Para el docente

¡A leer!

La producción y comprensión de discursos orales y escritos son capacidades que incumben a todas las asignaturas. Es en la escuela donde se aprenden y desarrollan las diversas estrategias para ejercitarlas.

 

Comprender un texto implica conformar una representación mental de su contenido y poner en funcionamiento una serie de procesos cognitivos, que suponen distintos niveles de comprensión.

 

Una lectura literal, de superficie, recurre a ciertos mecanismos diferentes de los que se necesitan para una lectura más profunda. Este tipo de lectura implica realizar inferencias y apreciaciones críticas de lo leído, por ejemplo, y hasta puede ser un disparador para realizar nuevas producciones personales.

 

Estos procesos cognitivos deben promoverse desde el Nivel Inicial, para que los estudiantes sean capaces de leer de manera autónoma, ya que “la comprensión lectora es una capacidad que se encuentra en el eje de todas las actividades de comunicación y de aprendizaje, ocupando un lugar central en la vida y en la escuela. En la vida, porque constituye una de las vías principales para la asimilación de la experiencia acumulada por la humanidad; en la escuela, porque su apropiación favorece el desarrollo intelectual y afectivo del estudiante”.

 

La lectura es una actividad cognitiva de alta complejidad, en la que intervienen diversos factores, lingüísticos y culturales, que se consolida con el trabajo áulico sistemático y compartido con los pares. El propósito esencial de la escuela es hacer extensivas estas capacidades de comprensión más allá del ámbito escolar para formar ciudadanos críticos.

 

Por esto mismo, un evento de interés global como el Mundial de Fútbol es una buena oportunidad, la excusa perfecta, para aprovechar el fervor que genera y acercar la lectura a los chicos.

Mediante seis secciones –Estadios mundialistas, Los que van al mundial, Jugadores mundialistas, Argentina en los mundiales, Anecdotario mundialista y Rusia, decime qué se siente– y con una batería de recursos que estimulan la curiosidad, se abordarán contenidos culturales, históricos, geográficos, científicos e incluso matemáticos.

Tras la lectura de los textos, los alumnos tendrán que responder una trivia, lo que le suma un carácter lúdico a esta secuencia.

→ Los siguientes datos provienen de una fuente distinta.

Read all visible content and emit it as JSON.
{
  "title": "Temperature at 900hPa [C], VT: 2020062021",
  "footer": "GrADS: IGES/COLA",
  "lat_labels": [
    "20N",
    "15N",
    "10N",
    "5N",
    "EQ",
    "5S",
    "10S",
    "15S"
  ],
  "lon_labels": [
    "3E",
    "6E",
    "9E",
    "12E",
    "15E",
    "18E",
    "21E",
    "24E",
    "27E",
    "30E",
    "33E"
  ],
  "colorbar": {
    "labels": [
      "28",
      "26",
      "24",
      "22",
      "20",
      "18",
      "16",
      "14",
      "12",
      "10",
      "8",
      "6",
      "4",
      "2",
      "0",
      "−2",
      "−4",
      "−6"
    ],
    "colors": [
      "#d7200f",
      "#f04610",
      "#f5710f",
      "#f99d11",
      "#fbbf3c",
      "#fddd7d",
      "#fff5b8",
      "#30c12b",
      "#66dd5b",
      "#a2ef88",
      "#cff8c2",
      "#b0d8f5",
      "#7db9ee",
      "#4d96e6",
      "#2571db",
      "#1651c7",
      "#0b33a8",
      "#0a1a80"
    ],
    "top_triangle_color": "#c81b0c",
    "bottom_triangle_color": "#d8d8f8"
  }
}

Podrán comprobar no solo cuán correctas son sus interpretaciones sobre el texto, sino que el Mundial …¡también se juega en la escuela!

 

¡A jugar!

La trivia es un juego de habilidad donde el jugador debe contestar preguntas sobre un tema específico. Cada pregunta tiene distintas opciones para elegir como respuesta, además de un valor en puntos y un tiempo estipulado para su resolución.

 

Los alumnos pueden resolver las trivias del Mundial en clase, en la sala de informática o en sus casas. Para jugar, solo necesitan una conexión a internet. No es necesario que todos jueguen y pongan a prueba sus conocimientos al mismo tiempo, puede ser un juego asincrónico. Si no se cuenta con una conexión a internet, tanto los textos como las trivias se pueden imprimir.

 

Cada trivia está conformada por quince preguntas. Al finalizar, los alumnos reciben un puntaje por la cantidad de aciertos. Luego pueden elegir volver a jugar para mejorar su puntaje o revisar sus respuestas, para ver cuáles resolvieron bien y cuáles no. También pueden compartir los resultados en clase con sus compañeros.

 

Para realizar las trivias del Mundial elegimos Educaplay, una herramienta gratuita de la web que permite crear actividades interactivas de forma rápida y sencilla, y que no requiere que los alumnos se registren.